Jeszcze chwile stałam oszołomiona, tępo wpatrując się w miejsce gdzie jeszcze przed chwilą stał mężczyzna. W końcu otrząsnęłam się z letargu myśli i chowając przedmiot do kieszeni kurtki, odwróciłam się w stronę drzwi. Opuściłam mury willi i pokonując schody, stanęłam na podjeździe. Przy jedynym z kilku czarnych SUV-ów stała Gia. Ruszyłam w kierunku kobiety, która przeglądała coś w swoim telefonie. Słysząc moje kroki oderwała od niego wzrok i schowała urządzenie do kieszeni spodni.

— No w końcu.

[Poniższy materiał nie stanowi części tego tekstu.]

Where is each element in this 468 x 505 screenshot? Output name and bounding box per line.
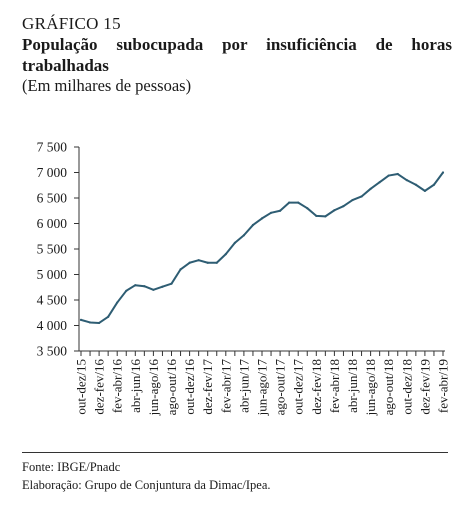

Już myślałam, że cię stamtąd nie wypuści — powiedziała ze śmiechem, na co przewróciłam oczami. Kobieta nie dopowiedziała już nic więcej i odwracając się do mnie plecami, chwyciła za klamkę od tylnich drzwi auta, otwierając je. Zajęłyśmy miejsca na tyłach dużego samochodu, a po chwili do jego wnętrza wsiadł również kierowca.

Po kilkudziesięciu minutach znalazłyśmy się na parkingu jednej z wielu galerii handlowych w Palermo. W jej wnętrzu miały już na nas czekać Tina i mama Gii. Po opuszczeniu pojazdu, ruszyłyśmy w kierunku wind prowadzących na wyższe kondygnacje budynku. Znajdując się już na odpowiednim piętrze, opuściłyśmy wnętrze windy i ruszyłyśmy w kierunku jednej z kawiarnii, przy której miały czekać na nas pozostałe dwie kobiety. Będąc tuż obok ustalonego miejsca dostrzegłam nasze towarzyszki, które zawzięcie ze sobą o czymś dyskutowały. Tina miała na sobie luźne spodnie w paski, czarny pół golf z krótkim rękawem i również tego samego koloru buty. Za to Paola ubrana w bordową sukienkę do kolan i czarne szpilki, wygladała dojrzale i elegancko.
Wraz z Giovanną u mego boku podeszłyśmy do kobiet i przywitałyśmy się z nimi.